“Um não sei quê, que nasce não sei onde,/Vem não sei como, e dói não sei porquê.” Luís de Camões

"Na dor lida sentem bem,/Não as duas que êle teve,/Mas só a que êles não têm." Fernando Pessoa

"Lividos astros,/Soidões lacustres.../Lemes e mastros.../E os alabastros/Dos balaustres!" Camilo Pessanha

"E eu estou feliz ainda./Mas faz-se tarde/e sei que é tempo de continuar." Helder Macedo

"Conchas, pedrinhas, pedacinhos de ossos..." Camilo Pessanha

“Vem, vagamente,/Vem, levemente,/Vem sozinha, solene, com as mãos caídas/Ao teu lado, vem” Álvaro de Campos

"Chove nela graça tanta/que dá graça à fermosura;/vai fermosa, e não segura." Luís de Camões

quarta-feira, 4 de fevereiro de 2015

Excesso de subtileza

      Alejandro González Iñárritu é um cineasta mexicano estabelecido nos Estados Unidos que nos habituou a filmes muito bons mas, em especial ultimamente, com algo de irrritante, o que volta a acontecer em "Birdman ou (A Inesperada Virtude da Ignorãncia)"/"Birdman or (The Unexpected Virtue of Ignorance)" (2014). Depois do preciosismo temporal dos seus filmes iniciais, "Amor Cão"/"Amores perros" (2000), "21 Gramas"/"21 Grams" (2003), "Babel" (2006), e de "Biutiful" (2010), ele regrassa a um registo subtil ao revisitar agora uma antiga vedeta de Hollywood, Riggan Thomson/Michael Keaton, conhecida pelo seu desempenho de Birdman e depois caída no esquecimento.
                   
     Se há uma certa proximidade do protagonista quando ele tenta regressar como encenador e actor de teatro na Broadway, a própria interpretação de Michael Keaton - num registo indeciso que só a partir da discussão com a filha, Sam/Emma Stone, em que ela lhe diz o que ele não queria nem esperava ouvir, se vai tornando mais afirmativo - só progressivamente trabalha nesse sentido.

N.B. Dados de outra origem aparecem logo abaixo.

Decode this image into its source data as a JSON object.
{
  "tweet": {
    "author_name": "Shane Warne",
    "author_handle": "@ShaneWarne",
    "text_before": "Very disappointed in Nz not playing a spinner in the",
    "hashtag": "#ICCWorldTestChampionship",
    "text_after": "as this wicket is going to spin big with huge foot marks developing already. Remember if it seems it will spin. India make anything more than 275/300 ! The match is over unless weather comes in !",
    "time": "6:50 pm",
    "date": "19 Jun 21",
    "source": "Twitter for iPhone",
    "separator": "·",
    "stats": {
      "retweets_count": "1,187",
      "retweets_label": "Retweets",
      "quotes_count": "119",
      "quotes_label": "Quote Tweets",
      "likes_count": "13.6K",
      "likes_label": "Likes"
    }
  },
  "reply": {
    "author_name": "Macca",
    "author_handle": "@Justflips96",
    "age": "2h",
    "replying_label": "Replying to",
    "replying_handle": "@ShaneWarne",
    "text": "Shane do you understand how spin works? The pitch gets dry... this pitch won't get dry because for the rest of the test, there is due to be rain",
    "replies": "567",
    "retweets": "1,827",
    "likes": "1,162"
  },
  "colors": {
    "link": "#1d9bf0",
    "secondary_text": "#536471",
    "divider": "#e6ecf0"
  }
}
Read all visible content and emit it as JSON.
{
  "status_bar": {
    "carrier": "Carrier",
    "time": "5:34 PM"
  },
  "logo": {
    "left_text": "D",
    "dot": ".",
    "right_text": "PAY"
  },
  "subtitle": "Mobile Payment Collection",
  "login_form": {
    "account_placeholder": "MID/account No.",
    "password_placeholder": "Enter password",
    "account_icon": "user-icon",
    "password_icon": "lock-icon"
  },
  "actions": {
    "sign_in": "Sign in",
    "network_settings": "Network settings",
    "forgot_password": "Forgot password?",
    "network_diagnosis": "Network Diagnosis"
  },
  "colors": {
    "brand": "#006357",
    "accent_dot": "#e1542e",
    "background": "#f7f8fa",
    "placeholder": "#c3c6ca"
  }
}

Ora isto compreende-se porque Riggan Thomson vive em diálogo com a sua anterior personagem fantasmática, mas essa indecisão vai sobretudo influenciar a sua encenação de Raymond Carver (1938-1988) - um grande escritor americano anteriormente adaptado ao cinema por Robert Altman num dos seus melhores filmes, "Short Cuts - Os Americanos"/"Short Cuts" (1993) - e o contacto e convívio com os respectivos actores, nomeadamente Mike/Edward Norton, caricatura do Método do Actors Studio.
      Sem perder de vista a crítica ao cinema e ao teatro, que Tabitha/Lindsay Duncan personifica exemplarmente, Iñárritu tenta, com precioso apoio em Michael Keaton, compreender e explicar um homem fora do seu tempo como Riggan é, e as coisas vão-se encaixando a pouco e pouco, com o mito da personagem anterior, e a sua fama, a sobreporem-se à hesitante realidade actual dele - e essa apropriação do presente pelo passado é essencial no filme.
                      
      A encenação teatral, com as suas previews, dentro do filme está bem vista mas a questão da arma de fogo é muito denunciada e torna-se previsível, embora o final não lhe dê imediata e directa satisfação. E será talvez nesse diferimento do final que reside a maior subtileza deste "Birdman", em que Riggan não se mata mas... Tudo muito, demasiado subtil, conservando embora a esse nível a contundência crítica.
      A complexa construção do filme e do seu final preserva algum encanto, mas a crítica implícita e explícita ao cinema e a Hollywood revela-se inofensiva, algo com que o cinema americano pode perfeitamente conviver, até apreciar nas meras cócegas que lhe faz. Não se esperava tanta complacência narcísica, embora a percussão salve bem a banda musical, não nos dando tréguas, e o trabalho de Michael Keaton (duas vezes Batman para Tim Burton, o que deve ser levado em devida conta) seja decisivo para o sucesso do filme, que se fica a dever, no fundamental, a ser assombrado por um fantasma numa arte fantomática que a eles é especialmente propícia. E é mesmo por isso que se compreende e aceita o seu excesso de subtileza.